For episode metrics, we only considered TPR and F$_1$ score, each calculated in the same manner but with episode instead of time detection counts. We also evaluated the number of false positives per true positive (FP/TP) as an indicator of how much the classifier was triggering for other events throughout the day.

Evaluation metrics were calculated after summing up all of the time TPs, TNs, FPs, and FNs and the episode TPs, FPs, and FNs accordingly, not after processing each recording. Furthermore, evaluation metrics were only measured for data within the original recording length, not the entire padded sequence.

\section{Runtime Considerations}

\subsection{Data Loading}
A problem of this scale required specific implementation details to perform well without requiring an exorbitant amount of time. First, to import the 200,000 daily samples from individual text files, the files were read in parallel using the \verb|multiprocessing| module in Python to decrease load times. However, the Python scripts for the daily pattern classifier needed to be run many times during development and testing, so additional runtime optimizations were added. The data was loaded from all 200,000 text files only once and saved to binary NumPy files in the proprietary \verb|.npy| format for subsequent usage. This dramatically improved load times from over 40 minutes to just 2 seconds (1200x faster). Additionally, the binary NumPy files provided greater storage efficiency requiring 67\% less space (1.44 GB instead of 4.3 GB). Text files (\verb|.txt|) and comma-separated values files (\verb|.csv|) are some of the least efficient ways to store and load numerical data in Python.
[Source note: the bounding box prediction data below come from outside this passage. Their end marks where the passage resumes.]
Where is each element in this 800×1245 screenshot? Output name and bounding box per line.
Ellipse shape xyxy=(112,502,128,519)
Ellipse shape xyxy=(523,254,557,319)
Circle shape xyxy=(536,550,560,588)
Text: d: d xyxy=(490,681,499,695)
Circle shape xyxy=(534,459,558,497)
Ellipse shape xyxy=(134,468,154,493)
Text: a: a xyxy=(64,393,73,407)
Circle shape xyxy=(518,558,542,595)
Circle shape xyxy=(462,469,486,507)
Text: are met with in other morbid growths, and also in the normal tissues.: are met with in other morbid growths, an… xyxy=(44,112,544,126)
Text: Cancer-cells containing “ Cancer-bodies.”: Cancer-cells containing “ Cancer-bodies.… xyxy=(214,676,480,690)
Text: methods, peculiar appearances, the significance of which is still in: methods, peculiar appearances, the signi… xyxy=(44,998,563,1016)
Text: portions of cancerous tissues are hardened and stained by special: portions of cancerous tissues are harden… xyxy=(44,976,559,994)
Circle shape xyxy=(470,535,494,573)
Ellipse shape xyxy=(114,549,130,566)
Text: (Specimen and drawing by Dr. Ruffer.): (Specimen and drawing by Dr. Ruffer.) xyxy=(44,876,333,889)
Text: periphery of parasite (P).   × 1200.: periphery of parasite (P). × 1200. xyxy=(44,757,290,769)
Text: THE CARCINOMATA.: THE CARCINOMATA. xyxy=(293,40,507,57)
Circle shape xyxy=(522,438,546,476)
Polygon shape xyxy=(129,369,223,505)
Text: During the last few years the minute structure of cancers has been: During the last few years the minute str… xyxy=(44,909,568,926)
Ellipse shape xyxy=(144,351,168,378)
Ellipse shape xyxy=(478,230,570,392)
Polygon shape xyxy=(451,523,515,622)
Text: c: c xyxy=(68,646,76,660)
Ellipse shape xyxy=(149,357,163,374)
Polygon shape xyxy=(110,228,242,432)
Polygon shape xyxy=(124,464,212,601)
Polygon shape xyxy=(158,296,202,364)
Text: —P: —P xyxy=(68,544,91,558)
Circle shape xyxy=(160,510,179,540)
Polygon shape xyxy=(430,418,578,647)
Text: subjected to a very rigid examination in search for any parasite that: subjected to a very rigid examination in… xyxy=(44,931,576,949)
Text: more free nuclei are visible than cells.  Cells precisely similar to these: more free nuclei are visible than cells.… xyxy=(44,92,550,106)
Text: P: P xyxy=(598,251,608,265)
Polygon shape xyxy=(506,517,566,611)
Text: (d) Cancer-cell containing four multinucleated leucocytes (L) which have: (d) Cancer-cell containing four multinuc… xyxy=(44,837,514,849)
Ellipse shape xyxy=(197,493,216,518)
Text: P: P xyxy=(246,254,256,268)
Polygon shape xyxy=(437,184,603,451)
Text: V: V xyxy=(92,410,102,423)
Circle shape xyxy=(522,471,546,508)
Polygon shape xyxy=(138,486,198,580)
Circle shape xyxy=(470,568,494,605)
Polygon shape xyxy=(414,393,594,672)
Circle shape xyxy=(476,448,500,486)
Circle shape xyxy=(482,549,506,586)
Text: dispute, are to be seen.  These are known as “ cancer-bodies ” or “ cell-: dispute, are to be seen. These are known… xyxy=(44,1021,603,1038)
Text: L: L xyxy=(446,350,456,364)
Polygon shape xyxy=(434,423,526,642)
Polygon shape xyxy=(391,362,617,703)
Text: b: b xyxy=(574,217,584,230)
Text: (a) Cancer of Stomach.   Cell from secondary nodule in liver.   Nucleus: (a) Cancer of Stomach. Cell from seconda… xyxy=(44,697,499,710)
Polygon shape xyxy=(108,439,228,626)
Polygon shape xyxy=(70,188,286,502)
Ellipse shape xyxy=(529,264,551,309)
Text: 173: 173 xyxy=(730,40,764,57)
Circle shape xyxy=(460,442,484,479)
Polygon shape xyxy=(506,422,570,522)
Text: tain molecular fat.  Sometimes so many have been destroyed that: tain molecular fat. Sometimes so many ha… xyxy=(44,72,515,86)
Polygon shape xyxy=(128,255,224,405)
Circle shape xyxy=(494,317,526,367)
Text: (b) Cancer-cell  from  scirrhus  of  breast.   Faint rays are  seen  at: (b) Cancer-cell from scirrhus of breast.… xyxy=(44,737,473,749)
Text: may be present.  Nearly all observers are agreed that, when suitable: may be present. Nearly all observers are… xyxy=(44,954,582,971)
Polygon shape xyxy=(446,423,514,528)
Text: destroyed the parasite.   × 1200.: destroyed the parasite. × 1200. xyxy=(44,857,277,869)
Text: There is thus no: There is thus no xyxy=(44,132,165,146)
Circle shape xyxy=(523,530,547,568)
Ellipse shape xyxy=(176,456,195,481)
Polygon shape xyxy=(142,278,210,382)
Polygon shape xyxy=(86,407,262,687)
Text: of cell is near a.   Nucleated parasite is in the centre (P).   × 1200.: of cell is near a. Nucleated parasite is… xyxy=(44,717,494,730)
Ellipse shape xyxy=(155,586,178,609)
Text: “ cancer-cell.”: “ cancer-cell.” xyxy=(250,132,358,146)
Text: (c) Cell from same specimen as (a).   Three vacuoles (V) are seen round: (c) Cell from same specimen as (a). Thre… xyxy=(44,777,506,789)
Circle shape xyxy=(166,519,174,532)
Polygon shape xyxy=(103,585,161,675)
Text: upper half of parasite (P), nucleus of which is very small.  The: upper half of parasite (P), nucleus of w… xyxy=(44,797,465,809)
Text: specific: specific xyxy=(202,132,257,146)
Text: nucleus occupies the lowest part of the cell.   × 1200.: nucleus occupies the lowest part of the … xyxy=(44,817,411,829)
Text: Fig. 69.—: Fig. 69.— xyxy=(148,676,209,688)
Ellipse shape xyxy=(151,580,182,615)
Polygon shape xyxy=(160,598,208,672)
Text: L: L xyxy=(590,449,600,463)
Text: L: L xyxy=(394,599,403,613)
Both were tested during the process of optimization and found to be suboptimal.

\subsection{Model Inference}

Model inference or model prediction was needed to generate the daily samples as described in section \ref{gen-data}. Since there were 200,000 samples overall, the 20\% testing set for each fold of $k$-fold cross validation still included 40,000 samples. To improve model inference runtime, these samples were grouped into very large batches (e.g. 4,096) using the \verb|batch_size| parameter on the \verb|model.predict()| function. Unlike the batch size for training, the batch size for testing has no impact on performance since the model has already been trained. The only limit is the system memory, or more commonly GPU memory when training on a GPU.